By Lucy Whitehouse contact

- Last updated on GMT

Blood and beauty: time for the industry to cater to the menstrual cycle?
The wellness trend across consumer goods industries has seen new avenues to engage consumers emerge: is the potential of beauty that works with the rhythms of the menstrual cycle one such area? We explore in this Editor’s Spotlight feature.

We have seen a rising interest in the menstrual cycle as an area of potential for the wellness trend.

One controversial area has been that of apps that track a user’s period in order to offer insights that can help with avoiding unwanted pregnancies.

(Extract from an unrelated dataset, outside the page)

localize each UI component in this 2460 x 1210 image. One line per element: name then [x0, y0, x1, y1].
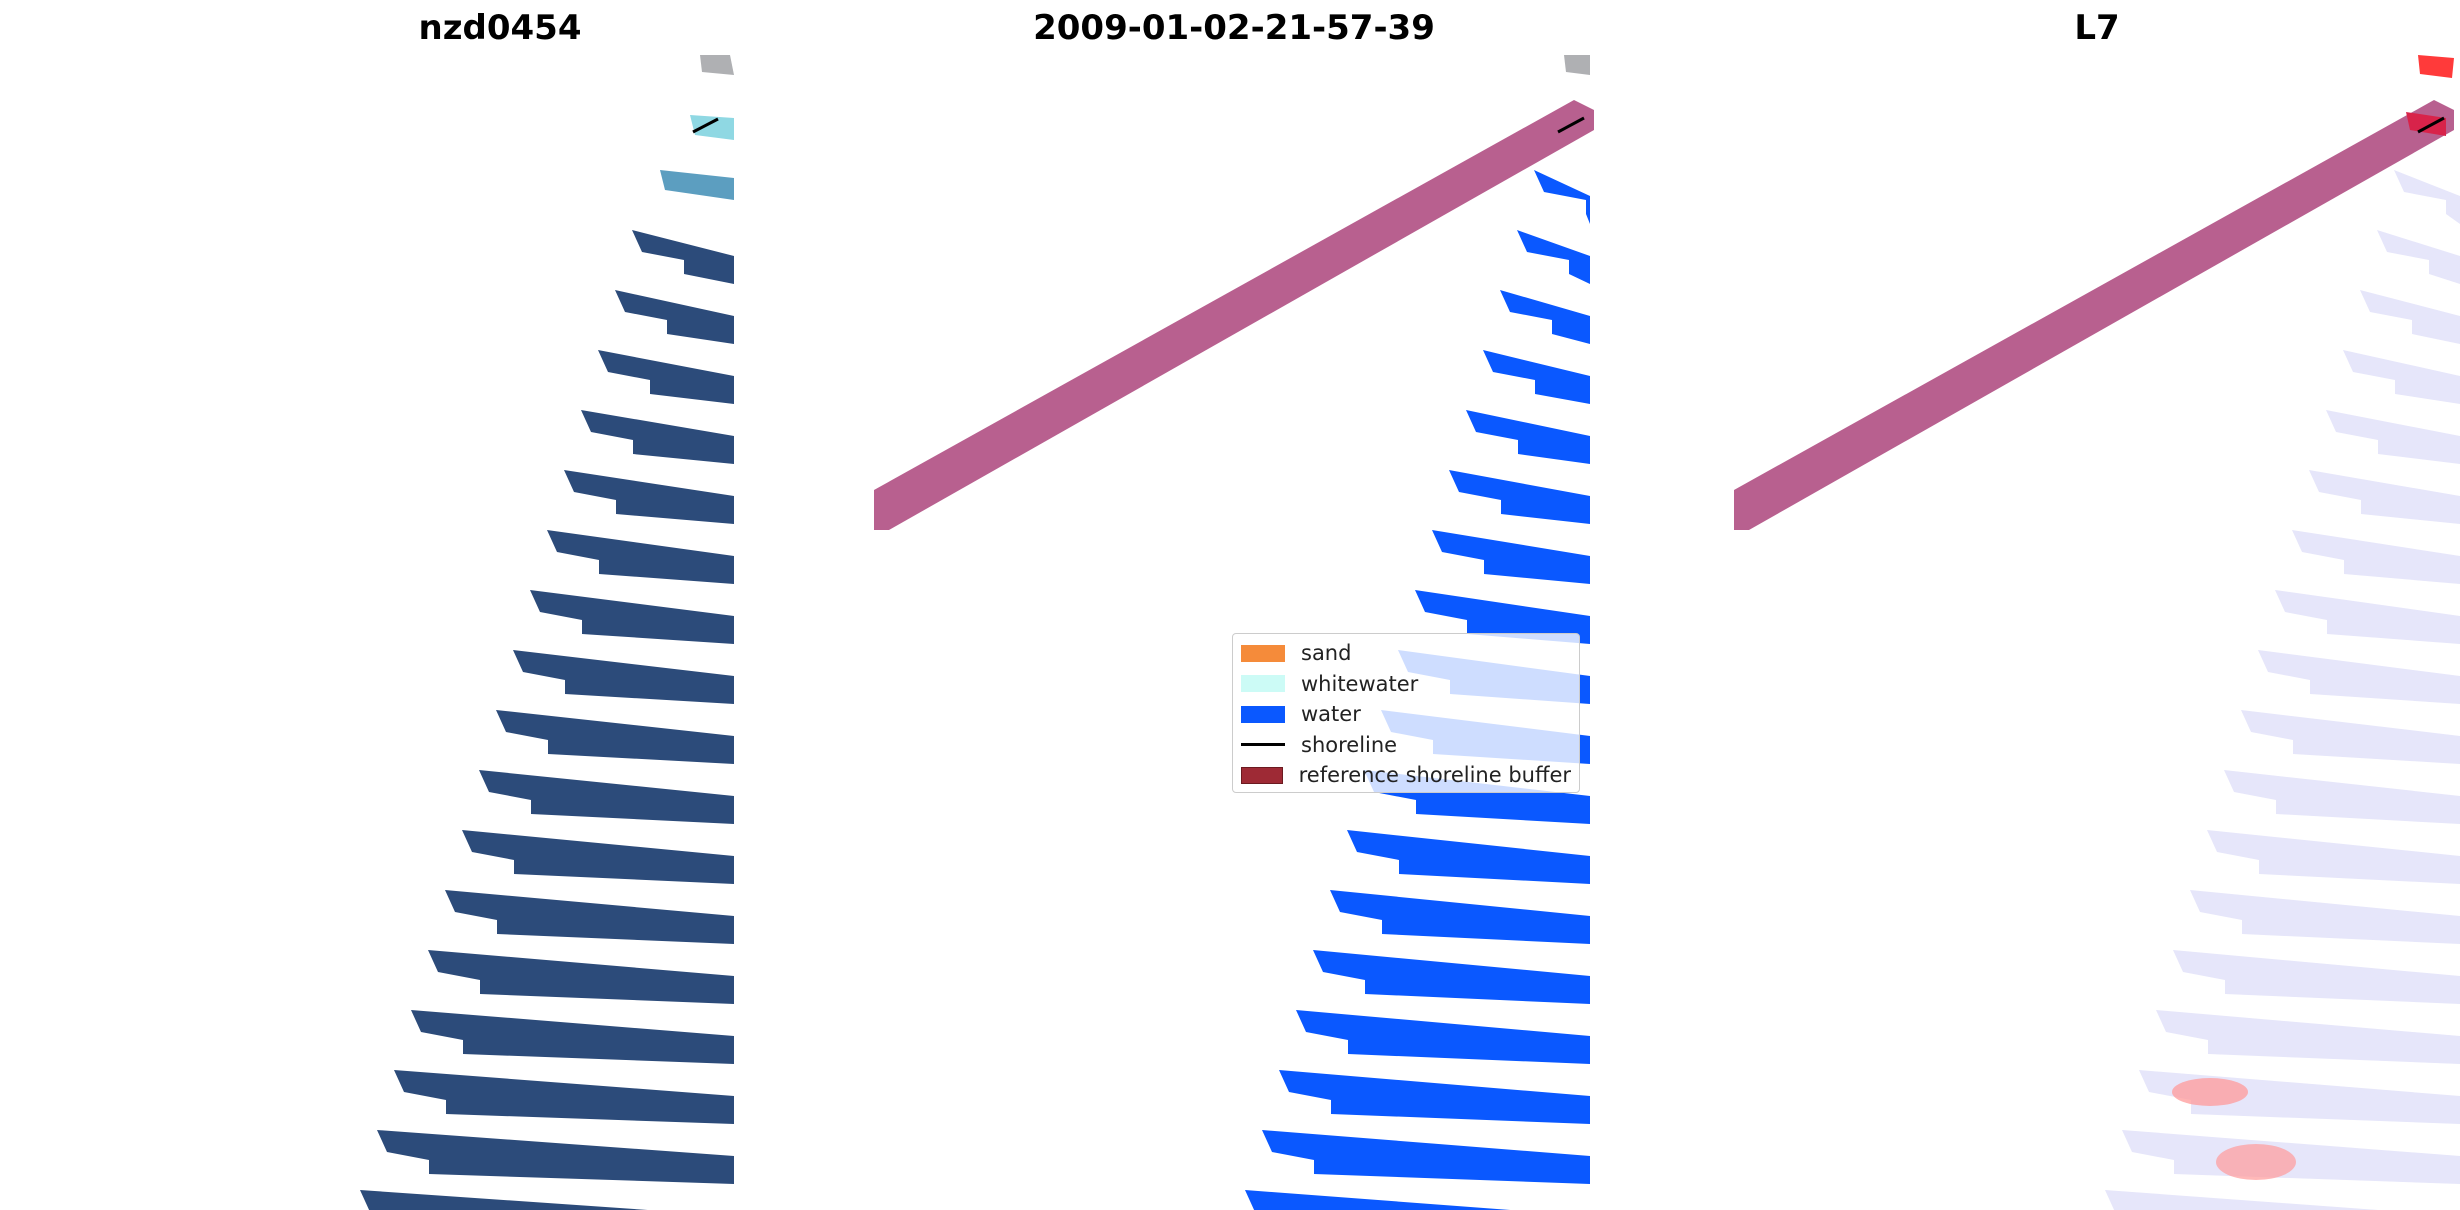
rgb-top-patch: [700, 55, 734, 75]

While this has proved a divisive technology as a contraceptive​, the insights it collects (body temperature, potential hormone levels based on the time through a user’s cycle, and so on) could be applied much more safely to beauty and personal care needs.

Mintel​ has suggested that skin care regimes that ‘go with the flow’ and respond to the varying beauty and personal care needs throughout menstrual cycle could be a new area of big potential for beauty and personal care.

Sarah Jindal, Senior Innovation and Insights Analyst, Beauty & Personal Care, has acknowledged, “As education and awareness increases, consumers are realizing more than ever before the importance of hormone cycles when it comes to skin appearance and skincare​.”

Subscription: monthly cycle

A subscription-based model offer one great avenue for brands to tap into the idea of menstruation based skin care and beauty, as the model perfectly fits the monthly nature of the menstrual cycle.

Toun28, a startup from South Korea, is one picked out by Jinal. It provides freshly-formulated, customized skincare products designed for particular areas of the face based on an individual skin diagnosis, delivered on a 28-day cycle.

Le Parcel and Lola are two other subscription box services dedicated to the menstrual cycle, along with PMS Package, which delivers period products along with snacks, bath and beauty products.

“There is a huge opportunity for brands to partner with these services to drive the message of hormonally-linked skincare issues, and match them up with solutions that can expand beyond just one week out of the month,” ​suggests Jindal.

“Brands should embrace the openness with which today’s consumer approaches their monthly cycle and be more targeted.”

She picks out Amareta skincare, a brand that promotes the idea that hormones are the ‘biggest factor’ in determining skin health and appearance, and so customises its beauty offering to each phase of the hormonal cycle.

The trend has not yet been explored to its full potential, and it seems the opportunity for brands to innovate in this area remains a strong one.